Since the start of the 2017 season, 27 players have played at least 150 games in the majors with at least half of their appearances at shortstop. Among those players, Segura is fifth in bWAR (trailing Didi Gregorius by a tenth of a win), sixth in OPS+ (five points behind Corey Seager), fourth in win probability added, and tied for third in stolen bases. This year, he won the final vote for the American League All-Star team and went 2-for-2 with a home run, three RBIs, and two runs scored once he got into the game.

Haniger also made the All-Star team, because despite having almost no track record of big league success before joining the Mariners, he’s been one of their most valuable players since the trade. Haniger hit .282/.352/.491 with a 126 OPS+ in 410 plate appearances last year, and so far this season, he’s been just as good (.271/.361/.483) in almost exactly as many plate appearances. There are 56 players who have played at least 150 games with at least half of their appearances in an outfield corner since the start of the 2017 season. Among those, Haniger is ninth in bWAR, tied for seventh in OPS+, 12th in WPA, and tied for eighth in wins above average.

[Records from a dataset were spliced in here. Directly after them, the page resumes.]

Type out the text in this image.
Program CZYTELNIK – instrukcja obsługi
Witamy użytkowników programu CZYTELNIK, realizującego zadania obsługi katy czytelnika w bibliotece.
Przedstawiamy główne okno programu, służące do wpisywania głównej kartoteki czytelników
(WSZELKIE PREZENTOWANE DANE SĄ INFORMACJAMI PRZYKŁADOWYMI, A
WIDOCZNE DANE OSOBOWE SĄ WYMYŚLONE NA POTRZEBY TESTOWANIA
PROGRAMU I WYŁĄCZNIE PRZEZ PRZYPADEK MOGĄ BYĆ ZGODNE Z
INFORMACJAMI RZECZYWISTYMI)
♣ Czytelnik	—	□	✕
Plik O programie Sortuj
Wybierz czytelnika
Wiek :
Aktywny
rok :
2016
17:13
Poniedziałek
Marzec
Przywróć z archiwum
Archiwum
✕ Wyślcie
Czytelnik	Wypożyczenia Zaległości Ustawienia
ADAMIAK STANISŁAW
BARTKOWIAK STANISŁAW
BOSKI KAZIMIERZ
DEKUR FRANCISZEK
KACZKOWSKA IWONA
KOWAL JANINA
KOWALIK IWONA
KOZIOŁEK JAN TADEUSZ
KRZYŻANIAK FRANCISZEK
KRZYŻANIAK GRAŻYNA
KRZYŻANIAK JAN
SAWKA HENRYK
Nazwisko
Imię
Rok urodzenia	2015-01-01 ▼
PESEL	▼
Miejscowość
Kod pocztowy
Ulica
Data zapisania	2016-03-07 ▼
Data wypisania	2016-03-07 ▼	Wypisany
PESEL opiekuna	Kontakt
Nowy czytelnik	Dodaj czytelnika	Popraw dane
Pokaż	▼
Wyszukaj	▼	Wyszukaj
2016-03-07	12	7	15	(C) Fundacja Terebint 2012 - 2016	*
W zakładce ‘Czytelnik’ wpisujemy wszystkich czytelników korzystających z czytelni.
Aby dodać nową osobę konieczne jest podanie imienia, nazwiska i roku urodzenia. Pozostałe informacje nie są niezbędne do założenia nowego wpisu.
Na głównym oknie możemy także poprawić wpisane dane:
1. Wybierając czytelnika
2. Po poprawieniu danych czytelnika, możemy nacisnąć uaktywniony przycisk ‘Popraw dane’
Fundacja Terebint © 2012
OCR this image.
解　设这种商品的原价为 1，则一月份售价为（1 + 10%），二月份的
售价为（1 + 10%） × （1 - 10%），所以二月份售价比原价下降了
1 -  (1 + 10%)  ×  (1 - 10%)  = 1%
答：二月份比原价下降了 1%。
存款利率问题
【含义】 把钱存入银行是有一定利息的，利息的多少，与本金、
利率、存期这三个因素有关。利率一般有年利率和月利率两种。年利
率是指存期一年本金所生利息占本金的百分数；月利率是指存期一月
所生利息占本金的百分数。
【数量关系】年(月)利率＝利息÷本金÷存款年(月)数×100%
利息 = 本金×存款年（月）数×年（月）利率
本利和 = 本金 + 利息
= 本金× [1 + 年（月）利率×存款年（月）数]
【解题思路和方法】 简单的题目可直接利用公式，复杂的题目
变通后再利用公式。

Seattle’s return from that trade represents the upside of a challenge trade if you win it. The Mariners gave up two above-average, cost-controlled players but got back two All-Stars who are probably both going to get some down-ballot MVP votes. Right now, Haniger (3.6) and Segura (3.1) are the two most valuable Mariners according to bWAR. The only Mariner who’s within even a win of Segura is Gonzales, the other player Dipoto picked up in a challenge trade in the past two years.

By some combination of good scouting and luck, the Haniger-Segura trade has kept the Mariners not only in the playoff race, but in a playoff position. The answer to “What did Jerry Dipoto do?” is always changing, but nothing Jerry Dipoto’s done has been more important than this deal.